Les Revenants de Robin Campillo - 2004
Au milieu de la surenchère spectaculaire des films actuels sur les zombies, Robin Campillo trouve une voie toute en discrétion qui renvoie tranquillement les autres dans les filets. Il semble avoir parfaitement compris que la peur ne vient pas forcément des coins glauques pleins d'ombres et de bruits bizarres, qu'elle n'est pas obligée de vous sauter aux yeux pour être efficace, qu'elle entretient d'étroits liens avec le fantasme et l'imagination.
Les revenants du film surgissent en pleine lumière d'été, sans bruit, sans grimace effrayante, dans toute la lenteur de l'hébétude. Avant ils étaient morts, maintenant ils sont revenus, point. Dès le premier plan, on sent ce que Campillo va apporter au genre : une poésie étrange, une façon de prendre son temps, de marcher sur les chemins de traverse, de prendre le contre-pied sans crâner. Les morts vont retrouver doucement leurs habitudes d'antan, travail, famille, amis, avec juste cette lente et inquiétante torpeur qui les rend légèrement autres. Le film exploite plusieurs pistes intéressantes : que faire de ce surplus de population ? Comment oublier le travail de deuil ? L'amour est-il plus fort que la mort ? etc. Mais c'est surtout dans la mise en scène qu'il s'impose : Campillo parvient à faire monter une sourde tension dans son film, uniquement par un talent de cadreur hors-paire, par un léger ralentissement des rythmes de montage, par des plans trop longs d'une fraction de seconde, par une direction d'acteurs simple mais inventive. Ces morts-vivants ont une fixité du regard et une torpeur physique dix fois plus inquiétante que les maquillages outranciers des zombies américains. L'absence de motivation (pourquoi sont-ils revenus ? Qu'est-ce qu'ils veulent ? Pourquoi errent-ils toute la journée ? Sont-ils vraiment ceux qu'on a connus ?) rend encore plus lourde l'atmosphère de ce film sans esbrouffe, doté d'une économie de moyens tout à fait remarquable.

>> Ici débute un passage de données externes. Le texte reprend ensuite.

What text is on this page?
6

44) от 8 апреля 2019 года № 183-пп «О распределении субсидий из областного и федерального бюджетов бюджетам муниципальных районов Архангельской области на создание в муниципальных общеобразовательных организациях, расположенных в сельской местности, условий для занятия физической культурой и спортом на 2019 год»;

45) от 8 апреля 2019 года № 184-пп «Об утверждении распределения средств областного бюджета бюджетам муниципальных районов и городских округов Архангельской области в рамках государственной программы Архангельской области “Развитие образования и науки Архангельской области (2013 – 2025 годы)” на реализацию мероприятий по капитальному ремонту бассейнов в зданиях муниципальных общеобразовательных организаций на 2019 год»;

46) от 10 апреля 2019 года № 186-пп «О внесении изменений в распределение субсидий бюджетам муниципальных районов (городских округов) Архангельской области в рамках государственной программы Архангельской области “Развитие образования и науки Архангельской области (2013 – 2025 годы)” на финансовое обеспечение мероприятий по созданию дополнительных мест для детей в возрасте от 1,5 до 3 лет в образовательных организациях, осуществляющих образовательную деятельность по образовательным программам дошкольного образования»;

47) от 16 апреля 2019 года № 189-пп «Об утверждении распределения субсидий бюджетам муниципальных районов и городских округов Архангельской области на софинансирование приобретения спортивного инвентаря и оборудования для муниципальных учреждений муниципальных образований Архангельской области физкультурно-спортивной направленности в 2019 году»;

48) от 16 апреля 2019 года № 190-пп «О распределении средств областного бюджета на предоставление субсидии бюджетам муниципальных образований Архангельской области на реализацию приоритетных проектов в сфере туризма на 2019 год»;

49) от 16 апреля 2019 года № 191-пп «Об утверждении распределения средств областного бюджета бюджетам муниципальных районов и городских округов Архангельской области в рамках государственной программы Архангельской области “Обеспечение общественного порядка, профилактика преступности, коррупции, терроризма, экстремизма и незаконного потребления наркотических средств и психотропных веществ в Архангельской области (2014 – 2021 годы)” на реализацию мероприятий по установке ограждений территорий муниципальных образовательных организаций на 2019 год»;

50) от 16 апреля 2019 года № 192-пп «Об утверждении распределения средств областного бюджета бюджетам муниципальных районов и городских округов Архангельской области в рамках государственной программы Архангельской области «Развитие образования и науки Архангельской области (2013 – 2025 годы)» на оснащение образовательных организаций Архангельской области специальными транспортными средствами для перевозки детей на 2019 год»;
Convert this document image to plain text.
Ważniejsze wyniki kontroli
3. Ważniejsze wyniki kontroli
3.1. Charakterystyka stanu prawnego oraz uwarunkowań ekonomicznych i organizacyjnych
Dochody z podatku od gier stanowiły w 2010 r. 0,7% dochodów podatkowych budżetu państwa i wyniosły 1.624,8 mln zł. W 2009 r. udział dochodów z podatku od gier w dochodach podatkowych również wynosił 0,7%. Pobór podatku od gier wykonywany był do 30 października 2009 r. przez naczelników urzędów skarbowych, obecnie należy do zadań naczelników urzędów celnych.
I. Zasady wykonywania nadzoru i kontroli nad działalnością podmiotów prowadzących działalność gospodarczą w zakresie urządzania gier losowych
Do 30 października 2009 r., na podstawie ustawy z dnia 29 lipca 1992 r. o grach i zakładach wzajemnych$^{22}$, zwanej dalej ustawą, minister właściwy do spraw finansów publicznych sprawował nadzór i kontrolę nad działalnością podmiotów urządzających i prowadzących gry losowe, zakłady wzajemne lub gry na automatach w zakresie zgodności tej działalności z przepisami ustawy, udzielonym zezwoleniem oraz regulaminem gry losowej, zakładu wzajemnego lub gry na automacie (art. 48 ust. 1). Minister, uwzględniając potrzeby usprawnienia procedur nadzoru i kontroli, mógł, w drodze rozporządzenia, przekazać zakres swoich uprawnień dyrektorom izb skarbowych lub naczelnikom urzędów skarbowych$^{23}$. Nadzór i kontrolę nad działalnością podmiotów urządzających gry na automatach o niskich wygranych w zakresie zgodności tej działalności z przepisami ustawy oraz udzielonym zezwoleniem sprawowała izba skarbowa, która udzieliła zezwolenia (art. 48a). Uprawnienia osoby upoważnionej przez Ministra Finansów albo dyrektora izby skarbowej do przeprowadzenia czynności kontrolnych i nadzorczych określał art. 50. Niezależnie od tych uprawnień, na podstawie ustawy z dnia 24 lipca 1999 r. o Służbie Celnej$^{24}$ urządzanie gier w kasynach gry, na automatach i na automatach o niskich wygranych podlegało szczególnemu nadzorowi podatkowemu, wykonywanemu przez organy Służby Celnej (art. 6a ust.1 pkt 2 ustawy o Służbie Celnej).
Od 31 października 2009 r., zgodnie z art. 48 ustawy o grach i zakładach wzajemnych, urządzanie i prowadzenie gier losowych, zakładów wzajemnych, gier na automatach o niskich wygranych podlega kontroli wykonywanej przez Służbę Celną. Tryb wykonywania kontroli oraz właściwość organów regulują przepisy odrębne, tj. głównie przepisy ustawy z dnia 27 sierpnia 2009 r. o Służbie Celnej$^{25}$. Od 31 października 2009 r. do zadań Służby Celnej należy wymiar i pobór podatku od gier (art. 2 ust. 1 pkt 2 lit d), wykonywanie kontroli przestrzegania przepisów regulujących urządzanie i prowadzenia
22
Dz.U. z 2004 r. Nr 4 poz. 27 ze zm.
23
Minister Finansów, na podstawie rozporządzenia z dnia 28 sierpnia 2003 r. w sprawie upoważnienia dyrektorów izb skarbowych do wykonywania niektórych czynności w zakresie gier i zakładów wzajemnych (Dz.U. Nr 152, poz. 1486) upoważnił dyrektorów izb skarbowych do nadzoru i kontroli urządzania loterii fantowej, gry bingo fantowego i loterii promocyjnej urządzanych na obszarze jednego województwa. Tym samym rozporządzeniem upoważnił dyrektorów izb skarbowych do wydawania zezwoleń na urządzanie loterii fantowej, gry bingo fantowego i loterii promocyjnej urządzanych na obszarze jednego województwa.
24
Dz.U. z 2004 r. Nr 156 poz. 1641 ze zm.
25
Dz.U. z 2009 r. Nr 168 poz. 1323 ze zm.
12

Campillo semble connaître très bien les règles du genre. Plusieurs scènes commencent comme des "climax", comme si elles allaient déclencher la foudre ; mais systématiquement, ces scènes se terminent dans la banalité : non les zombies ne vont attaquer personne, non ils ne sont pas dangereux, non ils ne veulent rien : ils sont juste là, dans leur embarrassante et terrifiante présence. Un mouvement de caméra un peu rapide qui précède le regard de Géraldine Pailhas, et on pense qu'on va tomber sur une image terrible ; mais non, on tombe juste sur un de ces zombies immobiles qui ne demandent rien. En tendant constamment son film de cette présence, Campillo parvient à nous prendre dans ses filets, tout en faisant mine de filmer un quotidien sans affect (des réunions de conseil municipal, des scènes de baignade buccoliques) ; mais qu'il s'attarde un peu longuement sur le regard d'un bébé "revenu", qu'il fasse ressortir dans la nuit la chemise de nuit blanche d'une vieille dame, et la peur s'installe immédiatement. On fait tout simplement l'expérience de l'Autre, celui qui nous ressemble et n'est pourtant pas tout à fait le même (sujet identique à la série des Bodysnatchers).
Dommage que sur cette brillante mise en scène, Les Revenants ne raconte pas grand-chose. On a parfois l'impression d'un simple exercice de style, et le scénario hésite à choisir des pistes franches. Mais tant pis : le genre fantastique en France est si rare qu'on ne peut qu'applaudir à cette tentative éminemment personnelle et originale, d'autant que la modestie y est érigée en but ultime. Belle réussite.